Despite these strengths, the proposed framework has some limitations. The integration of attention modules increases architectural complexity, leading to longer training times and higher computational demands. These constraints may limit deployment on edge devices or in scenarios that require real-time inference. While DABAMNet demonstrates high segmentation accuracy through the integration of attention modules and deep bottleneck structures, these enhancements inevitably contribute to increased architectural complexity and computational cost. Potential strategies to mitigate these challenges include the adoption of lightweight attention mechanisms and pruning techniques. Such modifications aim to reduce inference time and resource consumption while preserving segmentation performance. These improvements are especially relevant for deployment in edge computing environments, such as agricultural robots and drone-based monitoring systems, where real-time processing under hardware constraints is essential.
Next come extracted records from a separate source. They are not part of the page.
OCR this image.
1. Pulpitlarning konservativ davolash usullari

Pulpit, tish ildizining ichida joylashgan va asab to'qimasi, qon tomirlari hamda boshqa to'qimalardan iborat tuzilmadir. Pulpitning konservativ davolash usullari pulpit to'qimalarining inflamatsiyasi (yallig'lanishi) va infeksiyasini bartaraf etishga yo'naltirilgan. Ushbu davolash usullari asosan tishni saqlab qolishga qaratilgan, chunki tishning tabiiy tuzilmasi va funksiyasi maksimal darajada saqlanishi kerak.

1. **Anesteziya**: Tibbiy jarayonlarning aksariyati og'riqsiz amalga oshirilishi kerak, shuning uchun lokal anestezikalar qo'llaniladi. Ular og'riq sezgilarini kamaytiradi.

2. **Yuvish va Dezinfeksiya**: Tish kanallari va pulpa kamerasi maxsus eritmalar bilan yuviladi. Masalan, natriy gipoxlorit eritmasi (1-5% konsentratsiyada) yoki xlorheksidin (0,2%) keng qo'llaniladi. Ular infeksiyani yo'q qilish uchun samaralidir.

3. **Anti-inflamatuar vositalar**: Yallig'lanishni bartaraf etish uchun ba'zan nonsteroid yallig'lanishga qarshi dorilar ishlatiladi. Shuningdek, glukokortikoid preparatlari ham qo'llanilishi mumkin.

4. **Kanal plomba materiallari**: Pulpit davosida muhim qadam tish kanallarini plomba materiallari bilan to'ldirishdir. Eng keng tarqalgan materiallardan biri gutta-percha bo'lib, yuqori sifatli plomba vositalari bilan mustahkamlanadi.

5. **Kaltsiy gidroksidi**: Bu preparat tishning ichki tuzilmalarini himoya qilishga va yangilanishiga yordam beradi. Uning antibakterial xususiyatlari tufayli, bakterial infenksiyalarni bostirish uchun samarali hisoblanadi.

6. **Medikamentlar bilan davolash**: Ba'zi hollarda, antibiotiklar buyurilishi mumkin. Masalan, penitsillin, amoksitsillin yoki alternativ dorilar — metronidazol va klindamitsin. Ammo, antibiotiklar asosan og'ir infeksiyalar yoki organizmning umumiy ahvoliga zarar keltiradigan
Addressing computational efficiency will be a key direction in advancing the model’s practical applicability across diverse agricultural settings. Furthermore, although DABAMNet performs well under typical orchard conditions, its accuracy may decline in cases of severe occlusion or heavy background clutter.
Future research may address these challenges through several avenues. One promising direction involves incorporating lightweight attention mechanisms such as Efficient Channel Attention [
55] or Tiny Attention [
56] to reduce computational complexity while maintaining segmentation performance. In parallel, model compression strategies including the Lottery Ticket Hypothesis [
57] and structured pruning techniques [
58] could be explored to reduce computational overhead without sacrificing accuracy, thereby improving the model’s suitability for edge computing and mobile platforms such as drones or agricultural robots. Second, expanding the training dataset to include a broader range of challenging conditions, such as extreme occlusion, varied illumination, and clutter, could further enhance the model’s generalization capability. Third, DABAMNet could be integrated into real-time automated fruit harvesting pipelines to support large-scale agricultural operations. Finally, incorporating multi-scale feature extraction techniques, as suggested in [
59], may further improve its ability to detect and segment apples across a variety of spatial resolutions [
60].
Finally, future research may also explore domain adaptation techniques to improve robustness across new crops and field conditions. These findings underscore the value of carefully integrating architectural components and optimizing attention placement to advance deep learning solutions for agricultural image analysis.